We begin by recalling the fundamental fact that tossing an unbiased coin five times produces $$2^{5}=32$$ equally likely sequences.

The random variable $$X$$ takes only four possible values:

$$X=5$$ if the sequence contains five consecutive heads,

$$X=4$$ if it contains four but not five consecutive heads,

$$X=3$$ if it contains exactly three consecutive heads and never four or five in a row,

$$X=-1$$ in every other case.

We now find the probability of each of these four mutually exclusive events.

1. Probability that $$X=5$$

Five consecutive heads can occur in only one way, namely the single sequence $$\text{HHHHH}$$. Thus

$$P(X=5)=\frac{1}{32}.$$

2. Probability that $$X=4$$

We need four heads in a row but not five. The block of four heads can start either at the first toss or at the second toss.

    • If it starts at toss 1 we have $$\text{HHHHT}.$$

    • If it starts at toss 2 we have $$\text{THHHH}.$$

There are exactly two such sequences and none of them equals the string of five heads already counted, so

$$P(X=4)=\frac{2}{32}=\frac{1}{16}.$$

3. Probability that $$X=3$$

We require a block of exactly three consecutive heads while forbidding any block of four or five. Let the block HHH start at position k.
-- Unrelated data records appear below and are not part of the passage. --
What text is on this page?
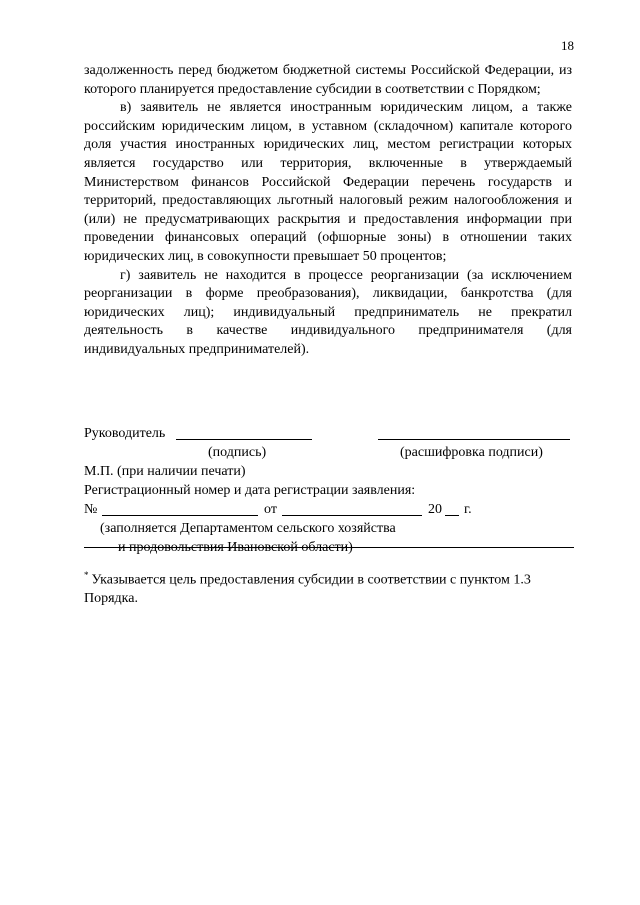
18

задолженность перед бюджетом бюджетной системы Российской Федерации, из которого планируется предоставление субсидии в соответствии с Порядком;

в) заявитель не является иностранным юридическим лицом, а также российским юридическим лицом, в уставном (складочном) капитале которого доля участия иностранных юридических лиц, местом регистрации которых является государство или территория, включенные в утверждаемый Министерством финансов Российской Федерации перечень государств и территорий, предоставляющих льготный налоговый режим налогообложения и (или) не предусматривающих раскрытия и предоставления информации при проведении финансовых операций (офшорные зоны) в отношении таких юридических лиц, в совокупности превышает 50 процентов;

г) заявитель не находится в процессе реорганизации (за исключением реорганизации в форме преобразования), ликвидации, банкротства (для юридических лиц); индивидуальный предприниматель не прекратил деятельность в качестве индивидуального предпринимателя (для индивидуальных предпринимателей).

Руководитель
(подпись)	(расшифровка подписи)
М.П. (при наличии печати)
Регистрационный номер и дата регистрации заявления:
№	от	20 г.
(заполняется Департаментом сельского хозяйства
и продовольствия Ивановской области)
* Указывается цель предоставления субсидии в соответствии с пунктом 1.3 Порядка.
    (i) k = 1  ⇒  pattern $$\text{HHH}x_{4}x_{5}.$$
To avoid four heads, $$x_{4}=\text{T}.$$ The fifth toss can be either H or T, giving the two strings $$\text{HHHTH},\; \text{HHHTT}.$$

    (ii) k = 2  ⇒  pattern $$x_{1}\text{HHH}x_{5}.$$
Here $$x_{1}=\text{T}$$ (otherwise we would have four heads) and $$x_{5}=\text{T}$$ for the same reason, yielding the single string $$\text{THHHT}.$$

    (iii) k = 3  ⇒  pattern $$x_{1}x_{2}\text{HHH}.$$
To avoid a block of four heads, $$x_{2}=\text{T}.$$ The first toss $$x_{1}$$ can be H or T, giving $$\text{HTHHH},\; \text{TTHHH}.$$

Counting them all, we have

$$5$$ sequences: \;$$$\text{HHHTH},\, \text{HHHTT},\, \text{THHHT},\, \text{HTHHH}$$$, $$\text{TTHHH}.$$

Thus

$$P(X=3)=\frac{5}{32}.$$

4. Probability that $$X=-1$$

This is simply the complement of the three cases already counted:

$$$P(X=-1)=1-\Bigl[\frac{1}{32}+\frac{2}{32}+\frac{5}{32}\Bigr] =1-\frac{8}{32} =\frac{24}{32} =\frac{3}{4}.$$$

5. Expected value of $$X$$

By definition, the expectation of a discrete random variable is $$E[X]=\sum x_{i}\,P(X=x_{i}).$$ Substituting our four values we get

$$$ \begin{aligned} E[X] &= 5\!\left(\frac{1}{32}\right) +4\!\left(\frac{2}{32}\right) +3\!\left(\frac{5}{32}\right) +(-1)\!\left(\frac{24}{32}\right) \\[6pt] &= \frac{5}{32}+\frac{8}{32}+\frac{15}{32}-\frac{24}{32} \\[6pt] &= \frac{28-24}{32} \\[6pt] &= \frac{4}{32} \\[6pt] &= \frac{1}{8}. \end{aligned} $$$

Hence, the correct answer is Option B.